As shown in the ablation results in Table 10, each module in the EDT-MCFEF model contributes to performance improvement, albeit with seemingly modest numerical differences. However, such differences—ranging from 0.4% to 0.9% in weighted F1—are non-trivial in the context of modern NLP tasks, especially in medical text classification where most baseline models already operate near performance saturation. For example, the removal of the hybrid mask-based feature augmentation results in a relatively smaller performance drop (from 0.8871 to 0.8791, p-t = 0.010), but this still highlights the mask's role in improving model generalization under unbalanced data conditions. The hybrid mask helps the model focus on diverse and non-redundant features, which is critical when certain class patterns are underrepresented. This is particularly important in medical text classification, where medical data often exhibit class imbalance, with certain diseases or symptoms being significantly less represented than others.

Table 10
www.frontiersin.org

Table 10. Results of ablation experiments of EDT-MCFEF on medical datasets, including paired t-test (p-t) and Shapiro-Wilk test (p-sw) p-values.

Among the three core components, the multi-channel feature extraction and dynamic fusion strategy exhibit the most consistent impact.
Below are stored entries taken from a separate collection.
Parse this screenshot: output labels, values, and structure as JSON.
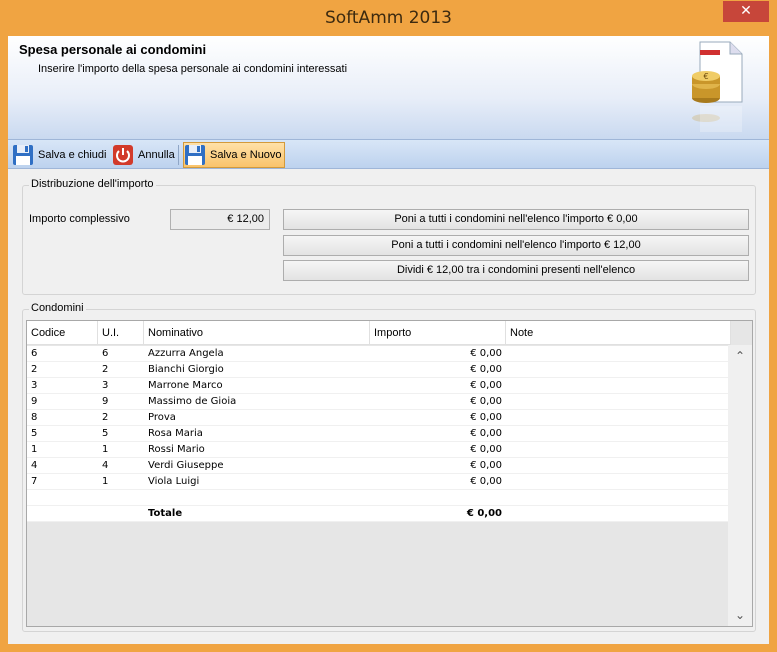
{
  "window": {
    "title": "SoftAmm 2013",
    "close_glyph": "✕"
  },
  "header": {
    "title": "Spesa personale ai condomini",
    "subtitle": "Inserire l'importo della spesa personale ai condomini interessati",
    "icon": "coins-document-icon"
  },
  "toolbar": {
    "save_close": "Salva e chiudi",
    "cancel": "Annulla",
    "save_new": "Salva e Nuovo"
  },
  "distribution": {
    "group_label": "Distribuzione dell'importo",
    "amount_label": "Importo complessivo",
    "amount_value": "€ 12,00",
    "btn_zero": "Poni a tutti i condomini nell'elenco l'importo € 0,00",
    "btn_all": "Poni a tutti i condomini nell'elenco l'importo € 12,00",
    "btn_divide": "Dividi € 12,00 tra i condomini presenti nell'elenco"
  },
  "condomini": {
    "group_label": "Condomini",
    "columns": [
      "Codice",
      "U.I.",
      "Nominativo",
      "Importo",
      "Note"
    ],
    "rows": [
      {
        "codice": "6",
        "ui": "6",
        "nome": "Azzurra Angela",
        "importo": "€ 0,00",
        "note": ""
      },
      {
        "codice": "2",
        "ui": "2",
        "nome": "Bianchi Giorgio",
        "importo": "€ 0,00",
        "note": ""
      },
      {
        "codice": "3",
        "ui": "3",
        "nome": "Marrone Marco",
        "importo": "€ 0,00",
        "note": ""
      },
      {
        "codice": "9",
        "ui": "9",
        "nome": "Massimo de Gioia",
        "importo": "€ 0,00",
        "note": ""
      },
      {
        "codice": "8",
        "ui": "2",
        "nome": "Prova",
        "importo": "€ 0,00",
        "note": ""
      },
      {
        "codice": "5",
        "ui": "5",
        "nome": "Rosa Maria",
        "importo": "€ 0,00",
        "note": ""
      },
      {
        "codice": "1",
        "ui": "1",
        "nome": "Rossi Mario",
        "importo": "€ 0,00",
        "note": ""
      },
      {
        "codice": "4",
        "ui": "4",
        "nome": "Verdi Giuseppe",
        "importo": "€ 0,00",
        "note": ""
      },
      {
        "codice": "7",
        "ui": "1",
        "nome": "Viola Luigi",
        "importo": "€ 0,00",
        "note": ""
      }
    ],
    "total_label": "Totale",
    "total_value": "€ 0,00"
  }
}
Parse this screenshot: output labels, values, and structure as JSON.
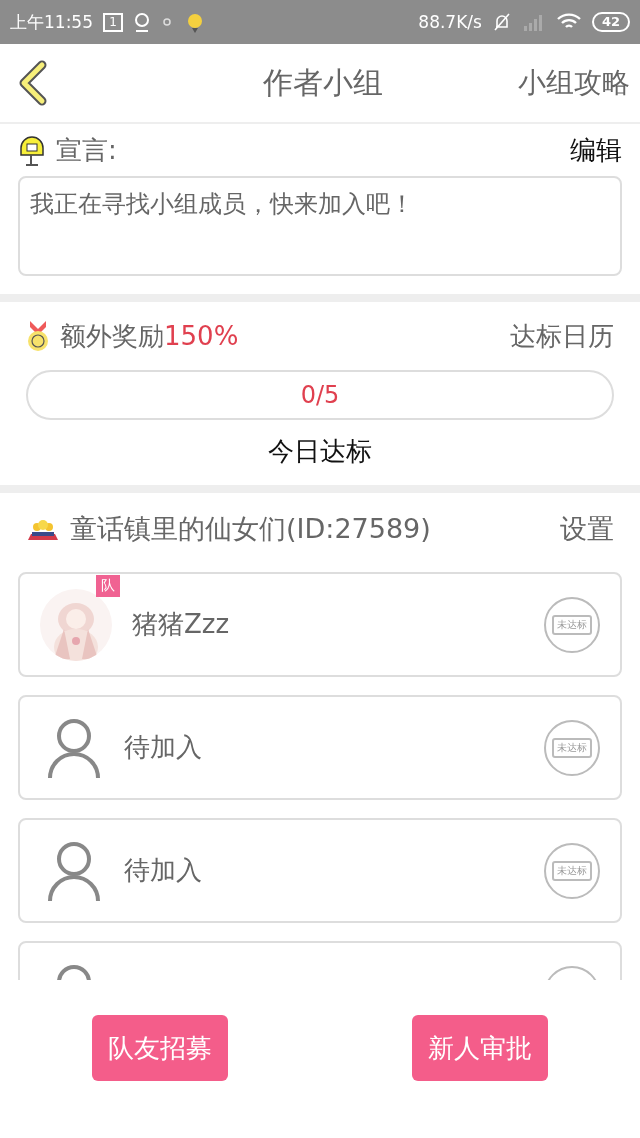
{
  "status_bar": {
    "time": "上午11:55",
    "calendar_day": "1",
    "net_speed": "88.7K/s",
    "battery": "42"
  },
  "header": {
    "title": "作者小组",
    "action": "小组攻略"
  },
  "declaration": {
    "label": "宣言:",
    "edit": "编辑",
    "text": "我正在寻找小组成员，快来加入吧！"
  },
  "reward": {
    "label": "额外奖励",
    "percent": "150%",
    "calendar": "达标日历",
    "progress": {
      "reading": "0/5"
    },
    "caption": "今日达标"
  },
  "group": {
    "name": "童话镇里的仙女们(ID:27589)",
    "settings": "设置",
    "members": [
      {
        "kind": "user",
        "name": "猪猪Zzz",
        "badge": "队",
        "stamp": "未达标"
      },
      {
        "kind": "empty",
        "name": "待加入",
        "stamp": "未达标"
      },
      {
        "kind": "empty",
        "name": "待加入",
        "stamp": "未达标"
      },
      {
        "kind": "empty"
      }
    ]
  },
  "buttons": [
    "队友招募",
    "新人审批"
  ]
}
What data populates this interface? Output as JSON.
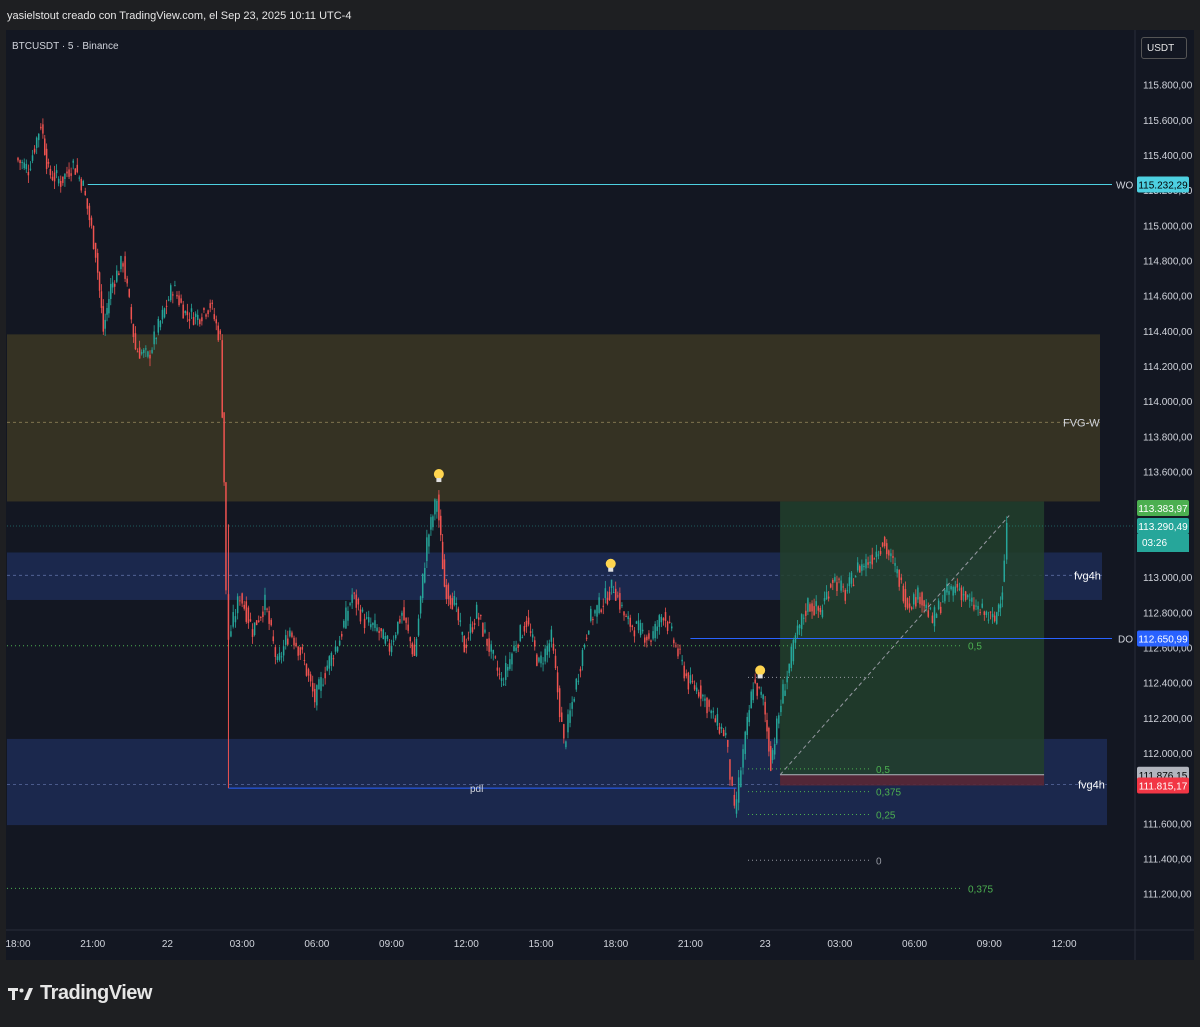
{
  "header": {
    "caption": "yasielstout creado con TradingView.com, el Sep 23, 2025 10:11 UTC-4"
  },
  "symbol_line": "BTCUSDT · 5 · Binance",
  "currency_badge": "USDT",
  "logo_text": "TradingView",
  "colors": {
    "background": "#131722",
    "up": "#26a69a",
    "down": "#ef5350",
    "wo_line": "#4dd0e1",
    "do_line": "#2962ff",
    "fvg_weekly": "#3a3523",
    "fvg_4h": "#1d2a52",
    "position_zone": "#22402b",
    "fib": "#4caf50"
  },
  "chart_data": {
    "type": "candlestick",
    "symbol": "BTCUSDT",
    "interval": "5",
    "exchange": "Binance",
    "ylim": [
      111100,
      115950
    ],
    "y_ticks": [
      {
        "value": 115800,
        "label": "115.800,00"
      },
      {
        "value": 115600,
        "label": "115.600,00"
      },
      {
        "value": 115400,
        "label": "115.400,00"
      },
      {
        "value": 115200,
        "label": "115.200,00"
      },
      {
        "value": 115000,
        "label": "115.000,00"
      },
      {
        "value": 114800,
        "label": "114.800,00"
      },
      {
        "value": 114600,
        "label": "114.600,00"
      },
      {
        "value": 114400,
        "label": "114.400,00"
      },
      {
        "value": 114200,
        "label": "114.200,00"
      },
      {
        "value": 114000,
        "label": "114.000,00"
      },
      {
        "value": 113800,
        "label": "113.800,00"
      },
      {
        "value": 113600,
        "label": "113.600,00"
      },
      {
        "value": 113000,
        "label": "113.000,00"
      },
      {
        "value": 112800,
        "label": "112.800,00"
      },
      {
        "value": 112600,
        "label": "112.600,00"
      },
      {
        "value": 112400,
        "label": "112.400,00"
      },
      {
        "value": 112200,
        "label": "112.200,00"
      },
      {
        "value": 112000,
        "label": "112.000,00"
      },
      {
        "value": 111600,
        "label": "111.600,00"
      },
      {
        "value": 111400,
        "label": "111.400,00"
      },
      {
        "value": 111200,
        "label": "111.200,00"
      }
    ],
    "x_ticks": [
      {
        "hours": 0,
        "label": "18:00"
      },
      {
        "hours": 3,
        "label": "21:00"
      },
      {
        "hours": 6,
        "label": "22"
      },
      {
        "hours": 9,
        "label": "03:00"
      },
      {
        "hours": 12,
        "label": "06:00"
      },
      {
        "hours": 15,
        "label": "09:00"
      },
      {
        "hours": 18,
        "label": "12:00"
      },
      {
        "hours": 21,
        "label": "15:00"
      },
      {
        "hours": 24,
        "label": "18:00"
      },
      {
        "hours": 27,
        "label": "21:00"
      },
      {
        "hours": 30,
        "label": "23"
      },
      {
        "hours": 33,
        "label": "03:00"
      },
      {
        "hours": 36,
        "label": "06:00"
      },
      {
        "hours": 39,
        "label": "09:00"
      },
      {
        "hours": 42,
        "label": "12:00"
      }
    ],
    "xlim_hours": [
      -0.3,
      44.8
    ],
    "price_path": [
      [
        0,
        115380
      ],
      [
        0.5,
        115320
      ],
      [
        1.0,
        115580
      ],
      [
        1.3,
        115300
      ],
      [
        1.8,
        115250
      ],
      [
        2.3,
        115350
      ],
      [
        2.7,
        115220
      ],
      [
        3.2,
        114850
      ],
      [
        3.5,
        114400
      ],
      [
        3.8,
        114650
      ],
      [
        4.3,
        114800
      ],
      [
        4.8,
        114300
      ],
      [
        5.3,
        114250
      ],
      [
        5.8,
        114450
      ],
      [
        6.3,
        114650
      ],
      [
        6.8,
        114500
      ],
      [
        7.3,
        114480
      ],
      [
        7.8,
        114550
      ],
      [
        8.2,
        114350
      ],
      [
        8.35,
        113550
      ],
      [
        8.45,
        112900
      ],
      [
        8.55,
        112650
      ],
      [
        9.0,
        112900
      ],
      [
        9.5,
        112700
      ],
      [
        10.0,
        112850
      ],
      [
        10.5,
        112500
      ],
      [
        11.0,
        112700
      ],
      [
        11.5,
        112550
      ],
      [
        12.0,
        112300
      ],
      [
        12.5,
        112500
      ],
      [
        13.0,
        112650
      ],
      [
        13.5,
        112900
      ],
      [
        14.0,
        112750
      ],
      [
        14.5,
        112700
      ],
      [
        15.0,
        112600
      ],
      [
        15.5,
        112800
      ],
      [
        16.0,
        112550
      ],
      [
        16.5,
        113200
      ],
      [
        16.9,
        113450
      ],
      [
        17.2,
        112950
      ],
      [
        17.6,
        112850
      ],
      [
        18.0,
        112600
      ],
      [
        18.5,
        112800
      ],
      [
        19.0,
        112600
      ],
      [
        19.5,
        112400
      ],
      [
        20.0,
        112600
      ],
      [
        20.5,
        112750
      ],
      [
        21.0,
        112500
      ],
      [
        21.5,
        112650
      ],
      [
        22.0,
        112050
      ],
      [
        22.5,
        112400
      ],
      [
        23.0,
        112750
      ],
      [
        23.5,
        112850
      ],
      [
        24.0,
        112950
      ],
      [
        24.5,
        112750
      ],
      [
        25.0,
        112700
      ],
      [
        25.5,
        112650
      ],
      [
        26.0,
        112800
      ],
      [
        26.5,
        112600
      ],
      [
        27.0,
        112400
      ],
      [
        27.5,
        112350
      ],
      [
        28.0,
        112200
      ],
      [
        28.5,
        112100
      ],
      [
        28.85,
        111650
      ],
      [
        29.2,
        112000
      ],
      [
        29.6,
        112400
      ],
      [
        30.0,
        112300
      ],
      [
        30.3,
        111950
      ],
      [
        30.8,
        112350
      ],
      [
        31.3,
        112650
      ],
      [
        31.8,
        112850
      ],
      [
        32.3,
        112800
      ],
      [
        32.8,
        113000
      ],
      [
        33.3,
        112900
      ],
      [
        33.8,
        113050
      ],
      [
        34.3,
        113100
      ],
      [
        34.8,
        113200
      ],
      [
        35.3,
        113050
      ],
      [
        35.8,
        112850
      ],
      [
        36.3,
        112900
      ],
      [
        36.8,
        112750
      ],
      [
        37.3,
        112900
      ],
      [
        37.8,
        112950
      ],
      [
        38.3,
        112850
      ],
      [
        38.8,
        112800
      ],
      [
        39.3,
        112750
      ],
      [
        39.6,
        112950
      ],
      [
        39.8,
        113290
      ]
    ],
    "current_time_label": "03:26",
    "price_labels": [
      {
        "value": 115232.29,
        "label": "115.232,29",
        "color": "#4dd0e1",
        "text_color": "#000000"
      },
      {
        "value": 113383.97,
        "label": "113.383,97",
        "color": "#4caf50",
        "text_color": "#ffffff"
      },
      {
        "value": 113290.49,
        "label": "113.290,49",
        "color": "#26a69a",
        "text_color": "#ffffff"
      },
      {
        "value": 112650.99,
        "label": "112.650,99",
        "color": "#2962ff",
        "text_color": "#ffffff"
      },
      {
        "value": 111876.15,
        "label": "111.876,15",
        "color": "#b2b5be",
        "text_color": "#000000"
      },
      {
        "value": 111815.17,
        "label": "111.815,17",
        "color": "#f23645",
        "text_color": "#ffffff"
      }
    ],
    "annotations": {
      "wo": {
        "label": "WO",
        "price": 115232.29,
        "from_hours": 2.8
      },
      "fvg_w": {
        "label": "FVG-W",
        "top": 114380,
        "bottom": 113430,
        "mid": 113880
      },
      "fvg4h_upper": {
        "label": "fvg4h",
        "top": 113140,
        "bottom": 112870,
        "mid": 113010
      },
      "fvg4h_lower": {
        "label": "fvg4h",
        "top": 112080,
        "bottom": 111590,
        "mid": 111820
      },
      "do": {
        "label": "DO",
        "price": 112650.99,
        "from_hours": 27.0
      },
      "pdl": {
        "label": "pdl",
        "price": 111800,
        "from_hours": 8.45,
        "to_hours": 28.85
      },
      "position": {
        "entry": 111876.15,
        "stop": 111815.17,
        "target": 113430,
        "from_hours": 30.6,
        "to_hours": 41.2
      },
      "fib_levels": [
        {
          "label": "0,5",
          "price": 111910
        },
        {
          "label": "0,375",
          "price": 111780
        },
        {
          "label": "0,25",
          "price": 111650
        },
        {
          "label": "0",
          "price": 111390
        }
      ],
      "fib_levels_outer": [
        {
          "label": "0,5",
          "price": 112610
        },
        {
          "label": "0,375",
          "price": 111230
        }
      ],
      "current_price": 113290.49,
      "ideas_hours": [
        16.9,
        23.8,
        29.8
      ]
    }
  }
}
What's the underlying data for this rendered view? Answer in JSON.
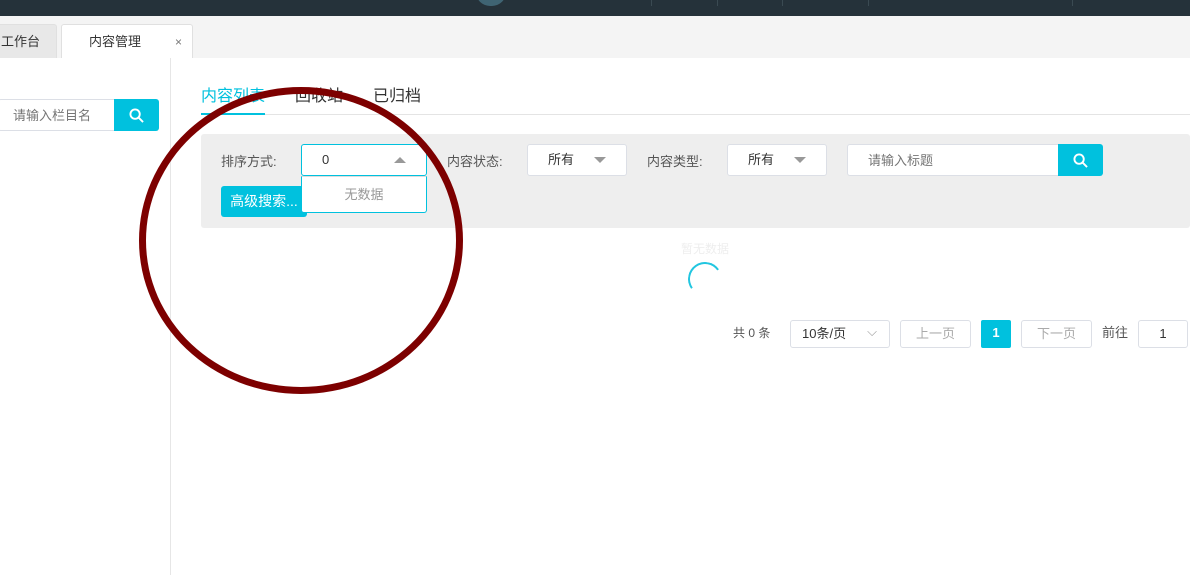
{
  "page_tabs": [
    {
      "label": "工作台"
    },
    {
      "label": "内容管理",
      "close": "×"
    }
  ],
  "sidebar": {
    "search_placeholder": "请输入栏目名"
  },
  "content_tabs": [
    {
      "label": "内容列表"
    },
    {
      "label": "回收站"
    },
    {
      "label": "已归档"
    }
  ],
  "filters": {
    "sort_label": "排序方式:",
    "sort_value": "0",
    "sort_dropdown_empty": "无数据",
    "status_label": "内容状态:",
    "status_value": "所有",
    "type_label": "内容类型:",
    "type_value": "所有",
    "title_placeholder": "请输入标题",
    "advanced_search": "高级搜索..."
  },
  "table": {
    "empty_text": "暂无数据"
  },
  "pagination": {
    "total": "共 0 条",
    "page_size": "10条/页",
    "prev": "上一页",
    "current": "1",
    "next": "下一页",
    "goto_label": "前往",
    "goto_value": "1"
  },
  "colors": {
    "accent": "#00c1de",
    "annotation": "#7d0000",
    "topbar": "#25323a"
  }
}
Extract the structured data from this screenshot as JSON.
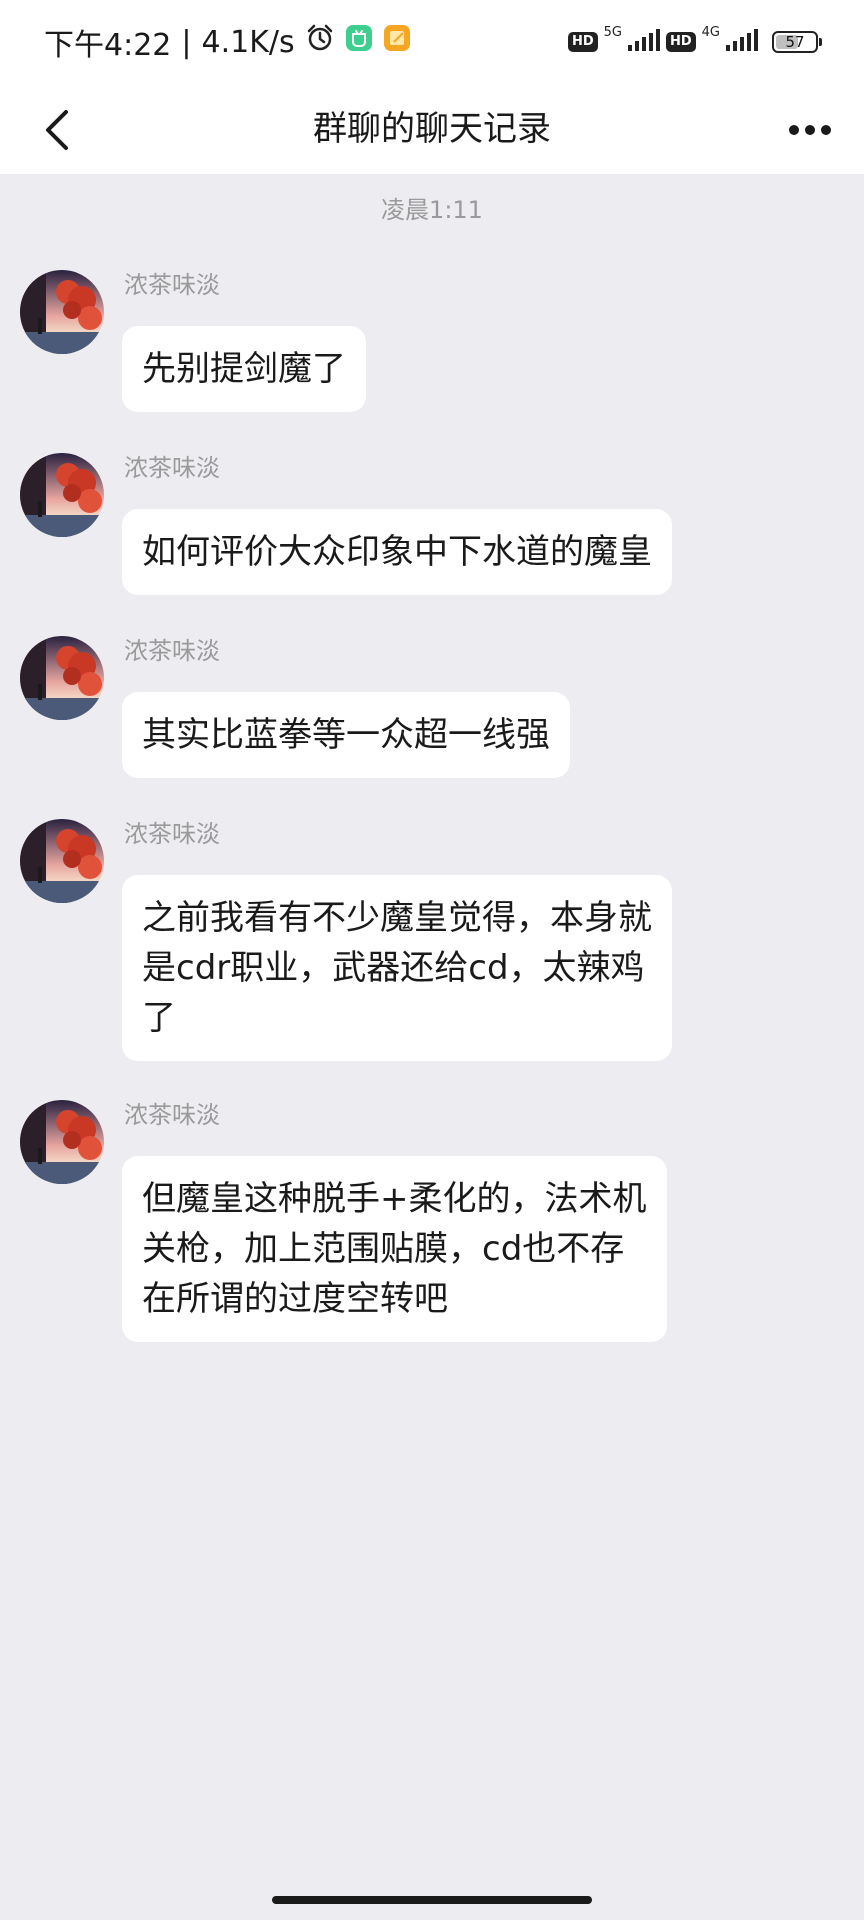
{
  "status_bar": {
    "time": "下午4:22",
    "separator": "|",
    "net_speed": "4.1K/s",
    "hd_label": "HD",
    "net_5g": "5G",
    "net_4g": "4G",
    "battery": "57",
    "battery_fraction": 0.57
  },
  "nav": {
    "title": "群聊的聊天记录",
    "back_icon": "chevron-left-icon",
    "more_icon": "more-horizontal-icon"
  },
  "chat": {
    "timestamp": "凌晨1:11",
    "messages": [
      {
        "sender": "浓茶味淡",
        "text": "先别提剑魔了"
      },
      {
        "sender": "浓茶味淡",
        "text": "如何评价大众印象中下水道的魔皇"
      },
      {
        "sender": "浓茶味淡",
        "text": "其实比蓝拳等一众超一线强"
      },
      {
        "sender": "浓茶味淡",
        "text": "之前我看有不少魔皇觉得，本身就\n是cdr职业，武器还给cd，太辣鸡\n了"
      },
      {
        "sender": "浓茶味淡",
        "text": "但魔皇这种脱手+柔化的，法术机\n关枪，加上范围贴膜，cd也不存\n在所谓的过度空转吧"
      }
    ]
  },
  "colors": {
    "background": "#ededf1",
    "bubble": "#ffffff",
    "header": "#ffffff",
    "muted_text": "#9a9a9a"
  }
}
Their integration enables the model to simultaneously capture global contextual dependencies and local discriminative expressions, leading to more accurate and stable classification results. The temperature-controlled fusion mechanism further enhances this effect by adaptively balancing the contributions of each feature channel based on the input characteristics. In summary, although no single component leads to a dramatic performance drop, the complete configuration of EDT-MCFEF achieves the best performance. This confirms the complementary nature of its modules and justifies their inclusion as an integrated design to enhance robustness and generalization.

4.7 Experimental analysis of ablation with temperature parameter β

The objective of this study is to ascertain the impact of the temperature parameter in the multi-channel feature fusion strategy employed in the EDT-MCFEF model on the emergency department triage task. Additionally, the aim is to gain insight into how the model learns to identify and extract the comprehensive features present in the text. To this end, the study employs a series of β parameters for experimental comparison and trains them on a medical dataset. This approach is undertaken to identify the optimal temperature value, which will facilitate more effective control over the distribution of fusion weights. Figure 9 below illustrates the impact of temperature values on the model.

Figure 9
www.frontiersin.org

Figure 9. Results of ablation experiments with temperature parameter β.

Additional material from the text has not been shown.